Dissipative diffusion in quantum state preparation: from passive cooling to system-bath engineering
Tim Pokart, Lukas König, Sebastian Diehl, Jan Carl Budich
TL;DR
The paper compares two particle-number-conserving dissipative schemes—thermal coupling to a cold bath and engineered dissipation—for preparing the ground state of a dimerized topological model. Using a mix of exact diagonalization, tensor-network methods, quantum trajectories, and a truncated Hilbert-space approach, the authors extract Liouvillian gaps and cooling times across system sizes, revealing diffusion-dominated relaxation with a universal $\tau \propto N^2$ scaling. A mean-field and a classical random-walk model capture the essential physics: diffusion controls the late-time approach to the ground state, and the engineered protocol yields a unique, robust dark state that accelerates cooling relative to the thermal scheme.

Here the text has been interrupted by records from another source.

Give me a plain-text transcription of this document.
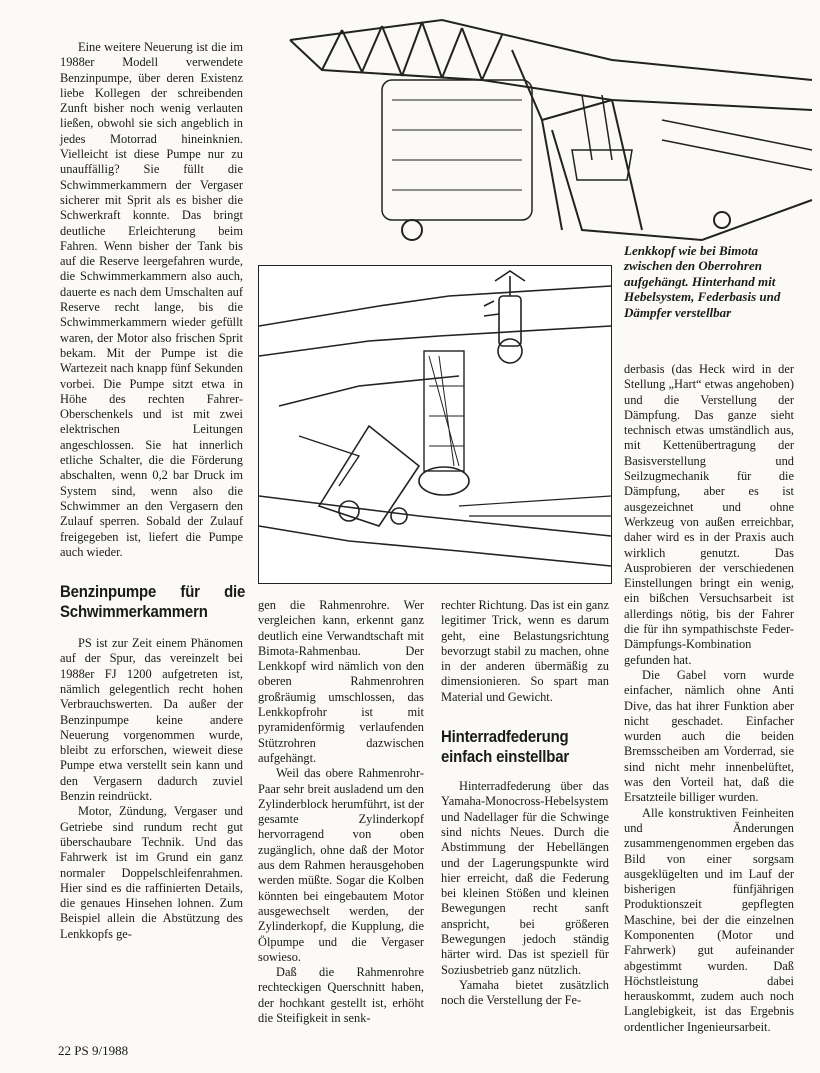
Lenkkopf wie bei Bimota zwischen den Oberrohren aufgehängt. Hinterhand mit Hebelsystem, Federbasis und Dämpfer verstellbar

Eine weitere Neuerung ist die im 1988er Modell verwendete Benzinpumpe, über deren Existenz liebe Kollegen der schreibenden Zunft bisher noch wenig verlauten ließen, obwohl sie sich angeblich in jedes Motorrad hineinknien. Vielleicht ist diese Pumpe nur zu unauffällig? Sie füllt die Schwimmerkammern der Vergaser sicherer mit Sprit als es bisher die Schwerkraft konnte. Das bringt deutliche Erleichterung beim Fahren. Wenn bisher der Tank bis auf die Reserve leergefahren wurde, die Schwimmerkammern also auch, dauerte es nach dem Umschalten auf Reserve recht lange, bis die Schwimmerkammern wieder gefüllt waren, der Motor also frischen Sprit bekam. Mit der Pumpe ist die Wartezeit nach knapp fünf Sekunden vorbei. Die Pumpe sitzt etwa in Höhe des rechten Fahrer-Oberschenkels und ist mit zwei elektrischen Leitungen angeschlossen. Sie hat innerlich etliche Schalter, die die Förderung abschalten, wenn 0,2 bar Druck im System sind, wenn also die Schwimmer an den Vergasern den Zulauf sperren. Sobald der Zulauf freigegeben ist, liefert die Pumpe auch wieder.

Benzinpumpe für die Schwimmerkammern

PS ist zur Zeit einem Phänomen auf der Spur, das vereinzelt bei 1988er FJ 1200 aufgetreten ist, nämlich gelegentlich recht hohen Verbrauchswerten. Da außer der Benzinpumpe keine andere Neuerung vorgenommen wurde, bleibt zu erforschen, wieweit diese Pumpe etwa verstellt sein kann und den Vergasern dadurch zuviel Benzin reindrückt.

Motor, Zündung, Vergaser und Getriebe sind rundum recht gut überschaubare Technik. Und das Fahrwerk ist im Grund ein ganz normaler Doppelschleifenrahmen. Hier sind es die raffinierten Details, die genaues Hinsehen lohnen. Zum Beispiel allein die Abstützung des Lenkkopfs ge-

gen die Rahmenrohre. Wer vergleichen kann, erkennt ganz deutlich eine Verwandtschaft mit Bimota-Rahmenbau. Der Lenkkopf wird nämlich von den oberen Rahmenrohren großräumig umschlossen, das Lenkkopfrohr ist mit pyramidenförmig verlaufenden Stützrohren dazwischen aufgehängt.

Weil das obere Rahmenrohr-Paar sehr breit ausladend um den Zylinderblock herumführt, ist der gesamte Zylinderkopf hervorragend von oben zugänglich, ohne daß der Motor aus dem Rahmen herausgehoben werden müßte. Sogar die Kolben könnten bei eingebautem Motor ausgewechselt werden, der Zylinderkopf, die Kupplung, die Ölpumpe und die Vergaser sowieso.

Daß die Rahmenrohre rechteckigen Querschnitt haben, der hochkant gestellt ist, erhöht die Steifigkeit in senk-

rechter Richtung. Das ist ein ganz legitimer Trick, wenn es darum geht, eine Belastungsrichtung bevorzugt stabil zu machen, ohne in der anderen übermäßig zu dimensionieren. So spart man Material und Gewicht.

Hinterradfederung einfach einstellbar

Hinterradfederung über das Yamaha-Monocross-Hebelsystem und Nadellager für die Schwinge sind nichts Neues. Durch die Abstimmung der Hebellängen und der Lagerungspunkte wird hier erreicht, daß die Federung bei kleinen Stößen und kleinen Bewegungen recht sanft anspricht, bei größeren Bewegungen jedoch ständig härter wird. Das ist speziell für Soziusbetrieb ganz nützlich.

Yamaha bietet zusätzlich noch die Verstellung der Fe-

derbasis (das Heck wird in der Stellung „Hart“ etwas angehoben) und die Verstellung der Dämpfung. Das ganze sieht technisch etwas umständlich aus, mit Kettenübertragung der Basisverstellung und Seilzugmechanik für die Dämpfung, aber es ist ausgezeichnet und ohne Werkzeug von außen erreichbar, daher wird es in der Praxis auch wirklich genutzt. Das Ausprobieren der verschiedenen Einstellungen bringt ein wenig, ein bißchen Versuchsarbeit ist allerdings nötig, bis der Fahrer die für ihn sympathischste Feder-Dämpfungs-Kombination gefunden hat.

Die Gabel vorn wurde einfacher, nämlich ohne Anti Dive, das hat ihrer Funktion aber nicht geschadet. Einfacher wurden auch die beiden Bremsscheiben am Vorderrad, sie sind nicht mehr innenbelüftet, was den Vorteil hat, daß die Ersatzteile billiger wurden.

Alle konstruktiven Feinheiten und Änderungen zusammengenommen ergeben das Bild von einer sorgsam ausgeklügelten und im Lauf der bisherigen fünfjährigen Produktionszeit gepflegten Maschine, bei der die einzelnen Komponenten (Motor und Fahrwerk) gut aufeinander abgestimmt wurden. Daß Höchstleistung dabei herauskommt, zudem auch noch Langlebigkeit, ist das Ergebnis ordentlicher Ingenieursarbeit.

22 PS 9/1988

The work clarifies the role of diffusion and dark-state uniqueness in dissipative state preparation, with implications for scalable cooling in quantum simulators and quantum information platforms.
Abstract
We investigate and compare two particle number conserving protocols for the preparation of a topologically nontrivial state. The first is derived from thermally coupling the system to a cold bath, while the second is based on engineered dissipation. We numerically study the time required to reach the target state as well as its robustness against physically important perturbations. Crucially, in both protocols the cooling capability is limited by dissipatively induced diffusion processes. The resulting quadratic scaling of the cooling time with system size is corroborated also analytically using mean-field approximations and a purely classical random walk model. Furthermore, we find that the engineered protocol admits a unique and stable dark state, which contributes to an ongoing discussion regarding the applicability of dissipative state preparation to many-body systems.